Весь Ватиканский холм, за исключением самой вершины, был сплошь покрыт народом, и собравшаяся здесь толпа была настолько велика, что темно-зеленая листва высоких кипарисов точно трепетала под общим дыханием тысяч людей. Патриции, военачальники, известные трибуны и ораторы, разбившись на небольшие группы, обменивались короткими, но полными значения фразами; простой народ был занят тем же, но разговоры простолюдинов не отличались сдержанностью и были многословны…

— Взгляни, достопочтенный Марк, — произнес старый нобиль, прикрывая рукой глаза от солнца. — Мне кажется, что сюда действительно несется наш юный Марс — Октавий?..

Другой старик, полуобернувшись, посмотрел в указанную сторону.

— Ты не ошибаешься, Антоний, — это он: я узнаю его идумейского коня…

— Солнце Африки не иссушило в нем порока, переставшего теперь быть только женским, — прославленный Октавий любопытен, точно девушка…

— Или как мы. — И оба патриция коротко рассмеялись…

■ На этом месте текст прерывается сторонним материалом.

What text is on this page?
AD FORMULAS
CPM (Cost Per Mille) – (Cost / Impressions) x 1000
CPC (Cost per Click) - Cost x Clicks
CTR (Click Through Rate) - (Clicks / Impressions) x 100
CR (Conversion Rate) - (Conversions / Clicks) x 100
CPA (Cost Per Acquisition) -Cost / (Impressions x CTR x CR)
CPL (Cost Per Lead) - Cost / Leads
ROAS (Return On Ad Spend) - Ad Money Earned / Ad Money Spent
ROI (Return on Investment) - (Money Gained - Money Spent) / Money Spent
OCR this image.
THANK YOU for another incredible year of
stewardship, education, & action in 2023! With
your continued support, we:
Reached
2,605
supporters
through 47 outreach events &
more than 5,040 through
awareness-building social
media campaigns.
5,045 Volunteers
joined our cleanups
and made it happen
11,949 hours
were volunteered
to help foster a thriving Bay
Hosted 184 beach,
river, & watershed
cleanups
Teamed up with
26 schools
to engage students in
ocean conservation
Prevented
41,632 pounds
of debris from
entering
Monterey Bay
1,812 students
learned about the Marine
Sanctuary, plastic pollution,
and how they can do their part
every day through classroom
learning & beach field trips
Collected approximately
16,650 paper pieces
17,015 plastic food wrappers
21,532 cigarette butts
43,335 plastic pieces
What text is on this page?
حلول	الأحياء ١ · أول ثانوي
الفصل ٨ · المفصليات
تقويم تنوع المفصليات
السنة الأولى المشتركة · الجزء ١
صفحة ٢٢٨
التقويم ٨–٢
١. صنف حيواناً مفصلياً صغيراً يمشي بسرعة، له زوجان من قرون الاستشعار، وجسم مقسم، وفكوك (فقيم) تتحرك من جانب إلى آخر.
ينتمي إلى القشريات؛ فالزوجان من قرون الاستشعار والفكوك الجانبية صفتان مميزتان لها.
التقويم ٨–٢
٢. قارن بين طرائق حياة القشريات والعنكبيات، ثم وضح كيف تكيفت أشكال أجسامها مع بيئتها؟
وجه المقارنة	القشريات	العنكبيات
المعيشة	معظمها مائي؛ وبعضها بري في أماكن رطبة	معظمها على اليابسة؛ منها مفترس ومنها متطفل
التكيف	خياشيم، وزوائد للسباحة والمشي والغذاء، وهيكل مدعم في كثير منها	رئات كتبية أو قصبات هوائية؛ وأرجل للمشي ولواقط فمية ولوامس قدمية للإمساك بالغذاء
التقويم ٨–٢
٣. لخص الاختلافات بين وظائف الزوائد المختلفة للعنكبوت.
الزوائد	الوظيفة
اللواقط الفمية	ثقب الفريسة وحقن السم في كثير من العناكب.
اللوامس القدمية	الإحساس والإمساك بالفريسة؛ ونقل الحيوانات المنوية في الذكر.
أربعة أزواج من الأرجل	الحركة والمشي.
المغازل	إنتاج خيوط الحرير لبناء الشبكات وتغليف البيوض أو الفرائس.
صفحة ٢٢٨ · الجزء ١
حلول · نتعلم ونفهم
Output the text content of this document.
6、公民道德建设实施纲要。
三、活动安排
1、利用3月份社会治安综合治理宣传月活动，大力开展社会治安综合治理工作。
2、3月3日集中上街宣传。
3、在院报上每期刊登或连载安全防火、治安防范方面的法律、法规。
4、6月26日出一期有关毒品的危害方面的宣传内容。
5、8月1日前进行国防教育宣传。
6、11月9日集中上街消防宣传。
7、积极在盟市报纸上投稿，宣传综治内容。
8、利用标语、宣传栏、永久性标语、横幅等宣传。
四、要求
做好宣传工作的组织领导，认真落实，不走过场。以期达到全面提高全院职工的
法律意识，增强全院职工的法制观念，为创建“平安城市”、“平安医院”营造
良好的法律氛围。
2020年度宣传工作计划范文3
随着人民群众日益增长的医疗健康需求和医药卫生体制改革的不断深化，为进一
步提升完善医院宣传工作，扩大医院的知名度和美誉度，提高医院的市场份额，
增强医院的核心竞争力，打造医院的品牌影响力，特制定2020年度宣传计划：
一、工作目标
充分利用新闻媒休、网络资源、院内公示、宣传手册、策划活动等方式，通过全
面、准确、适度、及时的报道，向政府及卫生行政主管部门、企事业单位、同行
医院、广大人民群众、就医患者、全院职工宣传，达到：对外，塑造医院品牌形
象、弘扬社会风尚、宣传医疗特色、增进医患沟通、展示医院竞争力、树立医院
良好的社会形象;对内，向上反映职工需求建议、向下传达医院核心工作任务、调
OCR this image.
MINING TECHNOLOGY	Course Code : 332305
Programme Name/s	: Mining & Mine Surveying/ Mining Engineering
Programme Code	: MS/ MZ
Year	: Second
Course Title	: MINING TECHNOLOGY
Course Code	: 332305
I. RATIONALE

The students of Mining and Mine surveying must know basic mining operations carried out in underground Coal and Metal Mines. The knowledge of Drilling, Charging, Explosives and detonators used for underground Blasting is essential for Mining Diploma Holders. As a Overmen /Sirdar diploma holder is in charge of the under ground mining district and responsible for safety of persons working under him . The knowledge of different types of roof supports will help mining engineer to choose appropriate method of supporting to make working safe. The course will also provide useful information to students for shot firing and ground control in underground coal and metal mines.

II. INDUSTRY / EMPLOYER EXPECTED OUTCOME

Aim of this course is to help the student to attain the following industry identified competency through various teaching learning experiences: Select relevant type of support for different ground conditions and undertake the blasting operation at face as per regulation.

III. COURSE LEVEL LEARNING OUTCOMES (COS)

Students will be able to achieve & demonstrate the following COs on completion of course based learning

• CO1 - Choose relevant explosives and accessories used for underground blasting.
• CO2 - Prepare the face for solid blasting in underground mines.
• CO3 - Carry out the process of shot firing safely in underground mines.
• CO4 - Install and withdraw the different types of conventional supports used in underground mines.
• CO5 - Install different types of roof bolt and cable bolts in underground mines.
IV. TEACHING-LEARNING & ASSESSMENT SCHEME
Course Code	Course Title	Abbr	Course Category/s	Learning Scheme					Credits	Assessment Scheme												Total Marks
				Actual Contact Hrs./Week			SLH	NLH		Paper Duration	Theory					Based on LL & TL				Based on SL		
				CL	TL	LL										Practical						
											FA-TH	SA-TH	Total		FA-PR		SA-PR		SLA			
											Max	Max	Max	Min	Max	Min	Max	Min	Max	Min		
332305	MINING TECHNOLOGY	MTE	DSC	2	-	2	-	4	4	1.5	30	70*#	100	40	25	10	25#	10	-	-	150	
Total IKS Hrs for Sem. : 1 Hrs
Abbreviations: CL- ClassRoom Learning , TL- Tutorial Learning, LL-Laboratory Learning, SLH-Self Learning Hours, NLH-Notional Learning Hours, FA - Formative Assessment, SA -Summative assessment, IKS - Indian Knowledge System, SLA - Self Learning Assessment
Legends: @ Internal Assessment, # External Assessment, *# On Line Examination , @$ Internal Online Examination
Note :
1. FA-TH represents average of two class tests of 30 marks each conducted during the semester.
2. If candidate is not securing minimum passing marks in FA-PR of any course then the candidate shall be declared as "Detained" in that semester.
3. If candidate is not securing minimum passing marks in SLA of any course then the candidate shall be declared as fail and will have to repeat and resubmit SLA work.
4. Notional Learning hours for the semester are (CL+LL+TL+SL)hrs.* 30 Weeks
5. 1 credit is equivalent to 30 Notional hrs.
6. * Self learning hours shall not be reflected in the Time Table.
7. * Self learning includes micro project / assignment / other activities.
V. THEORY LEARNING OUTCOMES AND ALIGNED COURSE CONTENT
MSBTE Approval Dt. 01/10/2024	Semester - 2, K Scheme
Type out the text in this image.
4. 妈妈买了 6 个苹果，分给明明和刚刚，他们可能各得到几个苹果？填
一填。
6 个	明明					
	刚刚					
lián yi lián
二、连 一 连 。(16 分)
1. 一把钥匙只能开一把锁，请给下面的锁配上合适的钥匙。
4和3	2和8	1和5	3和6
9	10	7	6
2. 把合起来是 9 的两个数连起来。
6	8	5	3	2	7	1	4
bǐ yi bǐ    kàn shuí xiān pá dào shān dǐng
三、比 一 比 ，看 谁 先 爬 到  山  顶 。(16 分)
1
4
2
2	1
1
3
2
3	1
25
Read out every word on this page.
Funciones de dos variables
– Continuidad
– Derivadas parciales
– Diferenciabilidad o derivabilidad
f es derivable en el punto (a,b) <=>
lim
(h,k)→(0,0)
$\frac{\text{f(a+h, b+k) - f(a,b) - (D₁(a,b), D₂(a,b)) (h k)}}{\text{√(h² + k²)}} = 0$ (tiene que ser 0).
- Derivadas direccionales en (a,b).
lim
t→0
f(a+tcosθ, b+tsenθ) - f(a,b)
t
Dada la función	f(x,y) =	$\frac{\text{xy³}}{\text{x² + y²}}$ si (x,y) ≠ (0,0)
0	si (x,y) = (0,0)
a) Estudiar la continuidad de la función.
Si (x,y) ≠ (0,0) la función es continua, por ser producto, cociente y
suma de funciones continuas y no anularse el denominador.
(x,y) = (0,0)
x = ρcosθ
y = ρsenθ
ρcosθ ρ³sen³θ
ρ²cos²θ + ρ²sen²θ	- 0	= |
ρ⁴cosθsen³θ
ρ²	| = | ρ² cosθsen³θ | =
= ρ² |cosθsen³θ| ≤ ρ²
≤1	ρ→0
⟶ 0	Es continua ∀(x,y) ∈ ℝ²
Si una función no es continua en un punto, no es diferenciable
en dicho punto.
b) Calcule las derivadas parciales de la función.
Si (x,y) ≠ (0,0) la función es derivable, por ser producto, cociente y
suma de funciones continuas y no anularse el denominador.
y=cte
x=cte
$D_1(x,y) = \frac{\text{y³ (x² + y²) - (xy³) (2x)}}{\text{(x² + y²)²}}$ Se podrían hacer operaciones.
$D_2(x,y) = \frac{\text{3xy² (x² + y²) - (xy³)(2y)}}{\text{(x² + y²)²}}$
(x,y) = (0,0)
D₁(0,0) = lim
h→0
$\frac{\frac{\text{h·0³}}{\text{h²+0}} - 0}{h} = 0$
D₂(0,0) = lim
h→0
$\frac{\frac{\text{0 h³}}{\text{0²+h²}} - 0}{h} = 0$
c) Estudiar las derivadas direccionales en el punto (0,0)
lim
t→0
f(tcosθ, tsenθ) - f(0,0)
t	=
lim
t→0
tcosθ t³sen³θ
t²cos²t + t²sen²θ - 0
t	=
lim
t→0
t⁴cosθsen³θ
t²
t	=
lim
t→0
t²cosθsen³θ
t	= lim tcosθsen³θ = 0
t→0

— Ты несправедлив, мой друг, — произнес после короткого молчания Антоний. — Не забывай, что цезарь поручил нам наблюдать, какое впечатление произведет все это на народ…

— Я помню, Марк… Но неужели печальные лавры Икара действительно тревожат душевный мир этого Симона?

— Народ так говорит, но я слышал иное… Ты помнишь, может быть, рассказ проконсула Пилата о том, как в Иудее в его правление был распят галилеянин, который взбудоражил Палестину и даже называл себя царем? Имя его было Христос… И эта странная секта, разросшаяся в Риме, — его последователи; они считают, что учитель их воскрес и поднялся на небо, как некогда Икар, но только оттуда уже не возвращался… Симон тоже хочет подняться, но после этого вернуться в Рим и здесь пожать плоды успеха…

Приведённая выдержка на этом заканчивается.